You've planned for decades, saved your money and are ready for a comfortable retirement. You're plotting the perfect route for that cross-country trip, signing up for an art class you never had time for or getting standing tee times for 36 holes of golf a day.
Taxes certainly aren't on your retirement to-do list. But maybe they should be.
If you collect Social Security, some of it might be taxable, depending on your total income and marital status. Retirees should get Form SSA-1099 from the Social Security Administration by the end of January or in early February.
The form will show your total benefits -- but figuring out just how much is taxable requires putting pencil to paper or, if you're using tax software, fingers to keyboard.
Social Security alone is usually excluded
Generally, if Social Security is your only income, your benefits are not taxable, and you probably do not need to file a federal income tax return.
From the Internal Revenue Service's standpoint, Social Security benefits include monthly survivor and disability benefits, but not supplemental security income payments, which are not taxable.
But if you collect other income in addition to Social Security, you could owe taxes on at least a portion of your government benefits.
Potential tax preview
For a quick computation of your potential tax liability, add one-half of your Social Security benefits to all your other income.
In this calculation, you must also take into account any tax-exempt interest you earned, as well as exclusions from income such as savings bond interest, work-provided adoption benefits or foreign-earned income.
If this amount is greater than the base amount for your filing status, a part of your benefits will be taxable.
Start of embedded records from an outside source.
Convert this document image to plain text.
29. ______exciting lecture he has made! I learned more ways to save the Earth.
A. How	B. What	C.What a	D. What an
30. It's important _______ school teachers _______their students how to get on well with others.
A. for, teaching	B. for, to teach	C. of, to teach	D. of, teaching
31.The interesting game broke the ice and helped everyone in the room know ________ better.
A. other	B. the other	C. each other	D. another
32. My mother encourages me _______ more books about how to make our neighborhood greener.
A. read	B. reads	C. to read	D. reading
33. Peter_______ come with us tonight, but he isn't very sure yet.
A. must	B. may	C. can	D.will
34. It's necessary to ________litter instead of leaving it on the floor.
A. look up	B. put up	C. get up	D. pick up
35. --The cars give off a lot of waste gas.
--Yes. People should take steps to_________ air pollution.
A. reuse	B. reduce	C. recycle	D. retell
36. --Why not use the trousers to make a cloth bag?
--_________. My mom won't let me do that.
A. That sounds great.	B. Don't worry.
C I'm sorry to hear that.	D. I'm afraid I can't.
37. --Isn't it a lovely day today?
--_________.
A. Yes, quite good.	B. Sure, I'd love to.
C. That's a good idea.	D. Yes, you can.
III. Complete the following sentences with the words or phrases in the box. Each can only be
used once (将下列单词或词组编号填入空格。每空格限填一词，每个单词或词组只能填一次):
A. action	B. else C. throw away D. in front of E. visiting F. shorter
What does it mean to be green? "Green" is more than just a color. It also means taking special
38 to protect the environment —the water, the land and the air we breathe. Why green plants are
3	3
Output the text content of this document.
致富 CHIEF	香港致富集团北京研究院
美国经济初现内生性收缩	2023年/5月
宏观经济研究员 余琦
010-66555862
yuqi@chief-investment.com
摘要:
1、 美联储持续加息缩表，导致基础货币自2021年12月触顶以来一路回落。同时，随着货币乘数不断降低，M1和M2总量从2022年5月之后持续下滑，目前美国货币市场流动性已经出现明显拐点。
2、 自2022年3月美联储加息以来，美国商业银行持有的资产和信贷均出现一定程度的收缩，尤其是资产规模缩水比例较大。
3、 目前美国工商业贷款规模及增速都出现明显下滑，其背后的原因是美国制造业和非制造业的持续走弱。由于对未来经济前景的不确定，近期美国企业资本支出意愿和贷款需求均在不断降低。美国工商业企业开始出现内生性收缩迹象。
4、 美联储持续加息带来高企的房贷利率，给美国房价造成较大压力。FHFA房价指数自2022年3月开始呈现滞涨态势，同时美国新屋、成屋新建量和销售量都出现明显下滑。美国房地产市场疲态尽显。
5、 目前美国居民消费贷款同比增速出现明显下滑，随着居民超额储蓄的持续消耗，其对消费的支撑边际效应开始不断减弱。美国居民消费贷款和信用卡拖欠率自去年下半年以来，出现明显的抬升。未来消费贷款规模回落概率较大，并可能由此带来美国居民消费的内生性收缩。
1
Base amounts for figuring possible tax liability on benefits are
- $25,000 for single, head of household, or qualifying widow or widower with a dependent child.
- $25,000 for married individuals filing separately and who did not live with their spouses at any time during the tax year.
- $32,000 for married couples filing jointly.
- Zero for married persons filing separately who lived together at any time during the tax year.
Figuring your tax bill
Once you determine that Uncle Sam is going to get a cut of your Social Security benefits, the next question to answer is precisely how big a bite he will take.
Generally, up to half of your benefits will be taxed if you exceed the base amounts. However, up to 85 percent of your benefits could be taxed if you are a single filer and the total of all your other income plus half of your Social Security checks exceeds $34,000, or $44,000 if you are married and file jointly.
You'll need to complete the work sheet found in your Form 1040 or 1040A instruction book, or in your tax software package, to find out the exact amount.
Paying throughout the year
If your government pension money is taxable, you can avoid estimated tax payments and minimize your tax bill next year by having federal income tax withheld from your benefits.
Simply complete Form W-4V, Voluntary Withholding Request, and file it with the Social Security Administration. You can choose to have 7 percent, 10 percent, 15 percent or 25 percent of your total benefit payment withheld.
If you subsequently decide you don't want the taxes withheld, you can file another W-4V to stop the withholding.
Additional information on the taxability of Social Security benefits is in IRS Publication 915, Social Security and Equivalent Railroad Retirement Benefits.